Punishment is by definition unpleasant, but many would agree that it is necessary in order to prevent people from doing things that harm others. However, its implementation is opposed by a variety of experts. The late psychologist B.F. Skinner, known for developing a field of psychology that looks at how reinforcement and punishment influence behavior, declares, “A person who has been punished is not thereby less inclined to behave in a given way; at best, he learns to avoid punishment.” Educational expert Alfie Kohn, whose egalitarian views radically differ from Skinner’s, takes this criticism further to say, “Punishment doesn’t teach what not to do, much less the reason not to do it: what it really teaches is the desire to avoid punishment.”
Indeed, while in many cases punishment may be necessary, extreme versions of punishment are used and abused far too often. The K-12 school system is a prime example.
Efforts to tighten control over students have led to increased contact with the criminal justice system. Police officers, euphemistically termed “school resource officers” or SROs, have become commonly placed throughout schools, ostensibly to protect students. However, only 12 states require that they be trained in juvenile justice issues, which leads to unnecessary and sometimes violent disciplinary interventions that disproportionately target black and disabled students. In Birmingham, Alabama, for instance, SROs were sued for spraying 199 students with pepper spray between 2006 and 2014 over minor disciplinary issues. In a similar, more prominent incident, one black student in South Carolina was flung across the room because she used her cell phone in class.
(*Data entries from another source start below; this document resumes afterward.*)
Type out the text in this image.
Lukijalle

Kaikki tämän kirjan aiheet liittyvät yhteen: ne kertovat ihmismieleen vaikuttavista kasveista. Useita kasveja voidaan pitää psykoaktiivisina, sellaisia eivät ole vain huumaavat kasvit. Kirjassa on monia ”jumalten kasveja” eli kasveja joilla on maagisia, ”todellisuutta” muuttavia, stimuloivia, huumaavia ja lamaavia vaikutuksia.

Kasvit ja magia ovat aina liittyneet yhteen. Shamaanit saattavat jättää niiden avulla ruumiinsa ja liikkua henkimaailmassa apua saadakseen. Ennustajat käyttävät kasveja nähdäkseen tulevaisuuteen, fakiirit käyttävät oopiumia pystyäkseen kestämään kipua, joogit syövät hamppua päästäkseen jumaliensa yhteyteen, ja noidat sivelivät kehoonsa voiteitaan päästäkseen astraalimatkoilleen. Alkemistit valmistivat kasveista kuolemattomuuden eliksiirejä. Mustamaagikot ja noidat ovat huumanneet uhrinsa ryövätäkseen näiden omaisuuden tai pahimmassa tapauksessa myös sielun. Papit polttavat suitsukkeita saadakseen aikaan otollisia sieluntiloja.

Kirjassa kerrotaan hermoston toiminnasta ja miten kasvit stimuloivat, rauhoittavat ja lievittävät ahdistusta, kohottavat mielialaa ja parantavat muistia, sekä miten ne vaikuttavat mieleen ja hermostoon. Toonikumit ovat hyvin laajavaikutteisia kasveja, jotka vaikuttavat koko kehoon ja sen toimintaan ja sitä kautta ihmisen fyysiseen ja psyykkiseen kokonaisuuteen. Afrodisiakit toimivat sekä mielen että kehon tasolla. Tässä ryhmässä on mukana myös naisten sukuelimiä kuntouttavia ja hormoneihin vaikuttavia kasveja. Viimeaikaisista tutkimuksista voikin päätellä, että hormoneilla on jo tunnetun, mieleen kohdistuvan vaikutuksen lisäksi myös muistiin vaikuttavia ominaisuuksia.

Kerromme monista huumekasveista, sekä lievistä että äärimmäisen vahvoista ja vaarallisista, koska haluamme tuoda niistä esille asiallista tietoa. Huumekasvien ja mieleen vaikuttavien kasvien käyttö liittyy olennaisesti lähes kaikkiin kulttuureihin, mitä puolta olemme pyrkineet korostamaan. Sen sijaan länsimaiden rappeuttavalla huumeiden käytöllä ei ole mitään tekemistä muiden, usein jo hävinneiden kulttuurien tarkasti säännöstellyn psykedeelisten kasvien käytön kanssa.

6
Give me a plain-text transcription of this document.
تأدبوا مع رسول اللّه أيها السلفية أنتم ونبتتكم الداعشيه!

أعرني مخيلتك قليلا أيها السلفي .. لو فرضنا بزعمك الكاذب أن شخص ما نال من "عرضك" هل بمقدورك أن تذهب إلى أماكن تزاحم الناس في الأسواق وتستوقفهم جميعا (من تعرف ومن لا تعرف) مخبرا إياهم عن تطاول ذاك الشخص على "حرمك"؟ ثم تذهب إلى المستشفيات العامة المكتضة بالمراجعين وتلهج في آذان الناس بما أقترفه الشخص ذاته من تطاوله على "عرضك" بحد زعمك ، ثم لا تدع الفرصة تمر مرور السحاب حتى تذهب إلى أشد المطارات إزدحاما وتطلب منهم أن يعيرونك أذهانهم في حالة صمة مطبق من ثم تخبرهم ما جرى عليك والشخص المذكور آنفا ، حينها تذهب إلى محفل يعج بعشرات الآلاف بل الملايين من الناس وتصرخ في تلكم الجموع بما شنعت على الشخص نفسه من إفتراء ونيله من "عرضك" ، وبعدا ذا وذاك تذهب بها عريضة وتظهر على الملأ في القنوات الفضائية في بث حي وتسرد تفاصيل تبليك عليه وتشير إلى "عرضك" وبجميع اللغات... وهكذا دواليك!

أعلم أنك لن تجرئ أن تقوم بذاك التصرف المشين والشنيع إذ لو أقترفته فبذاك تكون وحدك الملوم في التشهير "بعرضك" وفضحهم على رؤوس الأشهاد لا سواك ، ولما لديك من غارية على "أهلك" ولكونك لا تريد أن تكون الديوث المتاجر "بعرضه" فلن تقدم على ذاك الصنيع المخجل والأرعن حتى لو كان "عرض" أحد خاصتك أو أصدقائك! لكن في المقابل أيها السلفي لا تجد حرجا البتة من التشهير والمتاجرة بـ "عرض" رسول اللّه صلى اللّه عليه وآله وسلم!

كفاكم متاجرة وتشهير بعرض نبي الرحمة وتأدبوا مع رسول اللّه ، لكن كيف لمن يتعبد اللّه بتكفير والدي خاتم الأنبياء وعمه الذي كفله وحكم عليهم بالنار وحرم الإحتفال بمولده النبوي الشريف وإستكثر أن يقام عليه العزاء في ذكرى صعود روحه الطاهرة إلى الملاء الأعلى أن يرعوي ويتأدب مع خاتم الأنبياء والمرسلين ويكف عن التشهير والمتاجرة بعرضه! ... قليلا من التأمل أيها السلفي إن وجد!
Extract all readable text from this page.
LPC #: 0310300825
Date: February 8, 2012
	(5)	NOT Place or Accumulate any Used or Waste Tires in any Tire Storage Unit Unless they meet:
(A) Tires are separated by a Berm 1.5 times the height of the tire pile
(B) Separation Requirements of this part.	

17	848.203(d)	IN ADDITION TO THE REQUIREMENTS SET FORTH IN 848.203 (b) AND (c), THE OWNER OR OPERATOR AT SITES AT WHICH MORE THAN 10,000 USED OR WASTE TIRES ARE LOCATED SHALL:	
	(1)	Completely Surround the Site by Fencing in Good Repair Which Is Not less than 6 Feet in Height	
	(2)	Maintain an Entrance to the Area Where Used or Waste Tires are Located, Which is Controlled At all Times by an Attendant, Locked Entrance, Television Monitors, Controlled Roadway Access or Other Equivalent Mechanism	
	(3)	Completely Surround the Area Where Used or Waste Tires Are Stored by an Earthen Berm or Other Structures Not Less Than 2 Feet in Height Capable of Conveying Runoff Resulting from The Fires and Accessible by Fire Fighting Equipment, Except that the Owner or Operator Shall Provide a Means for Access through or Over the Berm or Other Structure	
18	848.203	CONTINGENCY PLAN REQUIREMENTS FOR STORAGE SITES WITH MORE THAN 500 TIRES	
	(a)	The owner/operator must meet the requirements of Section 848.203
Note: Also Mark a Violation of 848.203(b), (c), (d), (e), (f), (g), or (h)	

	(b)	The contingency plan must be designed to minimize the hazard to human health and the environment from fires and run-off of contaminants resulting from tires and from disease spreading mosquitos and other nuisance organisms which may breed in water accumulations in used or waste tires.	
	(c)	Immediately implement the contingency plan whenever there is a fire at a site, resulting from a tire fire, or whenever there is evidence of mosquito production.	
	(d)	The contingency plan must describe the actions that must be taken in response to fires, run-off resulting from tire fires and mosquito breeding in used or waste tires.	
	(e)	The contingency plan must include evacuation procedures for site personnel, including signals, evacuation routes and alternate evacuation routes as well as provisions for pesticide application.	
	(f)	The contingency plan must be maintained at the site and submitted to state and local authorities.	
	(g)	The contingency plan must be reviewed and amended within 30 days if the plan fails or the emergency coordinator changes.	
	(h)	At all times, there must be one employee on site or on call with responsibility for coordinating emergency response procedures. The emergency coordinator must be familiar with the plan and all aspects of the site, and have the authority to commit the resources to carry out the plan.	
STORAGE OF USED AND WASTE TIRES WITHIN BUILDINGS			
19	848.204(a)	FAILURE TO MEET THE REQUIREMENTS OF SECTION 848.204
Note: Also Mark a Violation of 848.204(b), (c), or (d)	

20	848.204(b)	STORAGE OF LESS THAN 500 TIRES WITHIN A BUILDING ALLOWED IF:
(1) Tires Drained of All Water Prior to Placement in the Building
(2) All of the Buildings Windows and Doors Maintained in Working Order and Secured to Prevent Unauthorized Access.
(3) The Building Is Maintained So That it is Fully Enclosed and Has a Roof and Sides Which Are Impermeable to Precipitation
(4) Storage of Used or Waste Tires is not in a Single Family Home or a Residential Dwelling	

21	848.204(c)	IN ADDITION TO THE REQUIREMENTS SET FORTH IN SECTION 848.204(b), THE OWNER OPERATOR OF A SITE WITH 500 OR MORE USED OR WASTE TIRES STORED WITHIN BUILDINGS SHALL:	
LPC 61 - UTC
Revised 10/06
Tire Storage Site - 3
Panic over school shootings, combined with harsh attitudes that accompanied the War on Drugs, also encouraged the adoption of “zero-tolerance” policies, under which anything perceived as even the tiniest violation of a rule is grounds for severe discipline. One first grader was suspended for making finger guns with his hands, while a 12-year-old was charged with a felony for bringing powdered sugar to school because it looked like a drug.
Again, these policies have a racial element to them. A study by the federal government found that seven out of 10 students suspended during the 2010-2011 school year were Black and/or Latino. An Indiana University study showed that Black students are more likely to be suspended or expelled for offenses like lateness and “disruption,” while white students generally face these punishments only for more severe behavior. Zero-tolerance policies allow officials to justify these penalties, by claiming that minor behavior falls under more serious categories: in one instance, a Black student was suspended for a pose that represented his football team because officials claimed it was a “gang sign.”
Strangely, students are punished for missing school, yet forced to miss school as punishment. According to a 2013 report by the Civil Rights Project at UCLA, although getting suspended once in ninth grade doubles a student’s chance of dropping out, schools continue to use this as punishment, with an estimated more than two million suspensions each year.
These issues are exacerbated by government pressures on teachers and school administrators. Test scores have been viewed as an accurate measure of teachers’ and schools’ success ever since the implementation of the wildly unpopular No Child Left Behind Act. The act was repealed in 2014 but its replacement, the Every Student Succeeds Act, adds even more testing requirements and continues to require states to evaluate schools based on test scores. Teachers’ pay also can be determined by test scores. Under these conditions, “if a student acts up in class, it is no longer in the educators’ self-interest to address it by assessing the student’s unmet needs or treating the incident as a ‘teachable moment,’ ” explains a report by the civil rights organization Advancement Project. “It is much easier and more ‘efficient’ to simply remove the child from class through punitive disciplinary measures and focus on the remaining students.”
In order to tackle this issue at the root, we must equitably and adequately fund schools, and not reward or punish them based on test performance. This will ease financial pressures on teachers, and will encourage the creation of policies that value students as autonomous beings instead of numbers on a test. Fighting systematic racism and ableism will also help disabled students and students of color from being subject to discriminatory discipline and violence, as will tackling the for-profit prison industry that encourages students to be pushed into the criminal justice system. Finally, we need to dismantle zero-tolerance policies that allow students to be punished for non-issues, properly train school security workers, and ensure that they do not interfere in routine discipline but instead act only when necessary.